There are several ways for a person to become statically charged. The most common methods of charging are by friction and by induction. An example of charging by friction is a person sliding across a car seat.

Charging by induction occurs when a person with well insulated shoes stands near a highly charged object and momentarily touches ground. Charges of the same polarity are drained off leaving the person highly charged with the opposite polarity. Static charges can cause damage, therefore, it is important to use care when handling and testing electronic components.

ECM Function

The engine control module (ECM) can supply 5 volts or 12 volts to the various sensors or switches. This is done through pull-up resistors to the regulated power supplies within the control module. In some cases, even an ordinary shop voltmeter will not give an accurate reading because the resistance is too low. A DMM with at least 10 megaohms input impedance is required in order to ensure accurate voltage readings.

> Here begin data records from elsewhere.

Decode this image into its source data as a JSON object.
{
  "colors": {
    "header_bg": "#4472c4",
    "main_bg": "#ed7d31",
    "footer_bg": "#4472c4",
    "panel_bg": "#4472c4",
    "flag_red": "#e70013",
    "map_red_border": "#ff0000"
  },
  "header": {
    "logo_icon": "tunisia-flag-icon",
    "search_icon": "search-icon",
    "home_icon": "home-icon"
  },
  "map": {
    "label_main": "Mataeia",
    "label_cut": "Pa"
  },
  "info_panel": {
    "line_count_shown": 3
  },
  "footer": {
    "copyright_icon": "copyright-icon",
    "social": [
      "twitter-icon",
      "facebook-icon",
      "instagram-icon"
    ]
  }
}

The ECM controls the output circuits by controlling the ground or the power feed circuit through the transistors or a device called an output driver module.

Comprehensive Component

Comprehensive component monitoring diagnostics are required to monitor emissions-related input and output powertrain components.

Input Components

Input components are monitored for circuit continuity and out-of-range values. Input components are also tested for rationality. A rationality condition occurs when the signal from a sensor is not reasonable. For example, a throttle position (TP) sensor that indicates high throttle position at low engine loads, or manifold absolute pressure (MAP) voltage, will set a rationality DTC. Input components may include, but are not limited to, the following sensors:

    • Vehicle speed sensor (VSS)
    • Crankshaft position (CKP) sensor
    • Throttle position (TP) sensor
    • Engine coolant temperature (ECT) sensor
    • Camshaft position (CMP) sensor
    • Manifold absolute pressure (MAP) sensor

In addition to the circuit continuity and rationality check, the ECT sensor is monitored for its ability to achieve a steady state temperature to enable Closed Loop fuel control.

Output Components

Output components are diagnosed for proper response to control module commands. Components where functional monitoring is not feasible will be monitored for circuit continuity and out-of-range values if applicable. Output components to be monitored include, but are not limited to the following circuits:

    • Idle air control (IAC) motor or an idle speed control (ISC)
    • Control module controlled evaporative emission (EVAP) canister purge valve
    • A/C relays
    • Cooling fan relay
    • Vehicle speed sensor (VSS) output
    • Malfunction indicator lamp (MIL) control

Passive and Active Diagnostic Tests

A passive test is a diagnostic test which simply monitors a vehicle system or component. An active test actually takes some sort of action when performing diagnostic functions, often in response to a failed passive test. For example, the exhaust gas recirculation (EGR) diagnostic active test will force the EGR valve open during closed throttle deceleration and/or force the EGR valve closed during a steady state. Either action should result in a change in manifold pressure.

Intrusive Diagnostic Tests

This is any on-board test run by the diagnostic management system which may have an effect on vehicle performance or emission levels.

Warm-Up Cycle

A warm-up cycle means that engine temperature must reach a minimum of 70°C (160°F) and rise at least 22°C (72°F) over the course of a trip.

Freeze Frame

Freeze Frame is an element of the diagnostic management system which stores various vehicle information at the moment an emissions-related fault is stored in memory. Freeze Frame stores information only for emission-related faults that command the MIL ON. This data can help to identify the cause of a fault.

Failure Records

Failure Records data is an enhancement of the Freeze Frame feature. Failure Records store the same vehicle information as Freeze Frame, but it will store that information for any fault which is stored in onboard memory, even if the MIL is not commanded ON. This data can help to identify the cause of a fault.